The Widow (via Flickr / Lenny Montana)

“A terpene analysis is like a fingerprint,” Jeff Raber, president of the Werc Shop, the LA-based analytical lab that in 2011 became the first to test cannabis strains for terpenes, tells Lee.

To date, the Werc Shop has analyzed over 2,000 weed strains for terpenes. (There are dozens, from Alpha-pinene, which spurs alertness and memory retention; to Linalool, an anxiolytic compound that dampens anxiety and stress and shows promise as an anticonvulsant; to Limonene, a terpene common in citrus that can alleviate heartburn and kill breast-cancer cells; to Myrcene, ideal for muscle relaxation.) Raber explains that this sort of testing is allowing his lab and others like it to flag misnamed strains. What's more, the Werc Shop is seeing numerous identical strains with the same terpene profile flying under different banners.

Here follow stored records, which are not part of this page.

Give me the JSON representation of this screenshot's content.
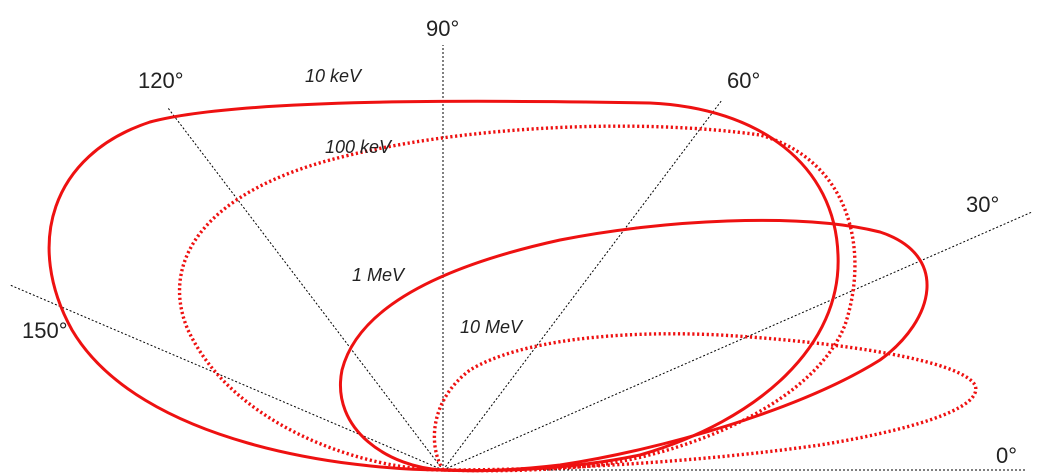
{
  "angle_labels": {
    "deg0": "0°",
    "deg30": "30°",
    "deg60": "60°",
    "deg90": "90°",
    "deg120": "120°",
    "deg150": "150°"
  },
  "curves": [
    {
      "label": "10 keV",
      "style": "solid",
      "color": "#ee1111"
    },
    {
      "label": "100 keV",
      "style": "dotted",
      "color": "#ee1111"
    },
    {
      "label": "1 MeV",
      "style": "solid",
      "color": "#ee1111"
    },
    {
      "label": "10 MeV",
      "style": "dotted",
      "color": "#ee1111"
    }
  ]
}
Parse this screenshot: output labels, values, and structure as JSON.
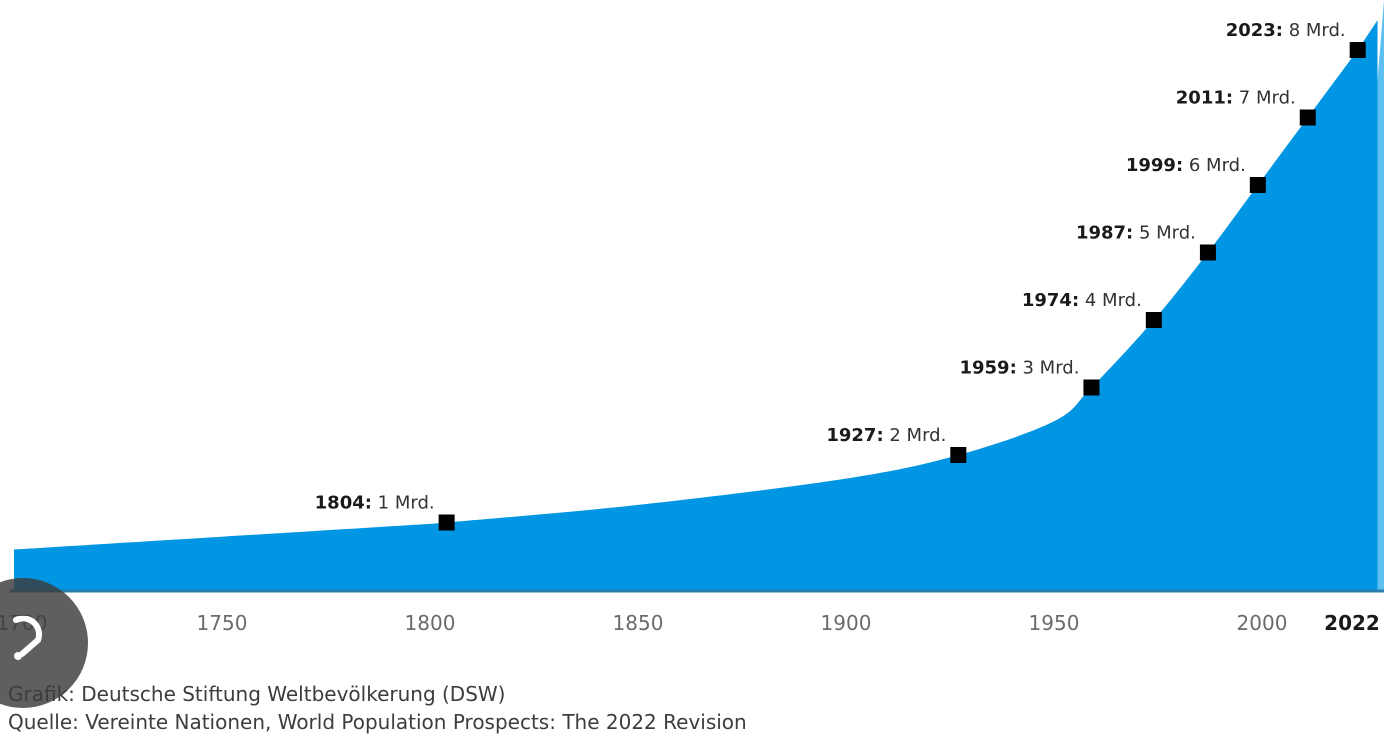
{
  "chart_data": {
    "type": "area",
    "title": "",
    "xlabel": "",
    "ylabel": "",
    "unit": "Mrd.",
    "x_ticks": [
      "1750",
      "1800",
      "1850",
      "1900",
      "1950",
      "2000"
    ],
    "x_tick_partial": "1700",
    "x_tick_highlight": "2022",
    "highlight_start_year": 2022,
    "xlim": [
      1700,
      2030
    ],
    "ylim": [
      0,
      8.8
    ],
    "series": [
      {
        "x": [
          1700,
          1750,
          1800,
          1804,
          1850,
          1900,
          1927,
          1950,
          1959,
          1974,
          1987,
          1999,
          2011,
          2023
        ],
        "values": [
          0.6,
          0.79,
          0.98,
          1.0,
          1.26,
          1.65,
          2.0,
          2.5,
          3.0,
          4.0,
          5.0,
          6.0,
          7.0,
          8.0
        ]
      }
    ],
    "milestones": [
      {
        "year": "1804",
        "value": 1,
        "text": " 1 Mrd."
      },
      {
        "year": "1927",
        "value": 2,
        "text": " 2 Mrd."
      },
      {
        "year": "1959",
        "value": 3,
        "text": " 3 Mrd."
      },
      {
        "year": "1974",
        "value": 4,
        "text": " 4 Mrd."
      },
      {
        "year": "1987",
        "value": 5,
        "text": " 5 Mrd."
      },
      {
        "year": "1999",
        "value": 6,
        "text": " 6 Mrd."
      },
      {
        "year": "2011",
        "value": 7,
        "text": " 7 Mrd."
      },
      {
        "year": "2023",
        "value": 8,
        "text": " 8 Mrd."
      }
    ],
    "colors": {
      "area": "#0096e3",
      "area_projection": "#5ec0f0",
      "marker": "#000000",
      "axis": "#2a7fb0"
    }
  },
  "footer": {
    "grafik": "Grafik: Deutsche Stiftung Weltbevölkerung (DSW)",
    "quelle": "Quelle: Vereinte Nationen, World Population Prospects: The 2022 Revision"
  },
  "overlay": {
    "icon": "lens-search-icon"
  }
}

“We’ve seen a dozen samples of Trainwreck, for example, that have a consistent terpene profile,” Raber tells Lee, author of Smoke Signals: A Social History of Marijuana“And then we examine some bud purporting to be Trainwreck, but with a terpene content that differs markedly from what we know is Trainwreck. By testing for terpenes, we can often verify if the strain is what the grower or provider says it is.”

But for those fortunate enough to have to worry about weed getting too good, it doesn't stop there. According to Lee, it may one day be possible to root out and verify the "genetic lineage of various strains" by way of terpenoid and cannabinoid analysis. Though it'd be a Herculean task demanding loads of research, folks like Raber could conceivably "be able to construct something akin to a marijuana family tree."

Let your guy stew on that one. A Tree of trees.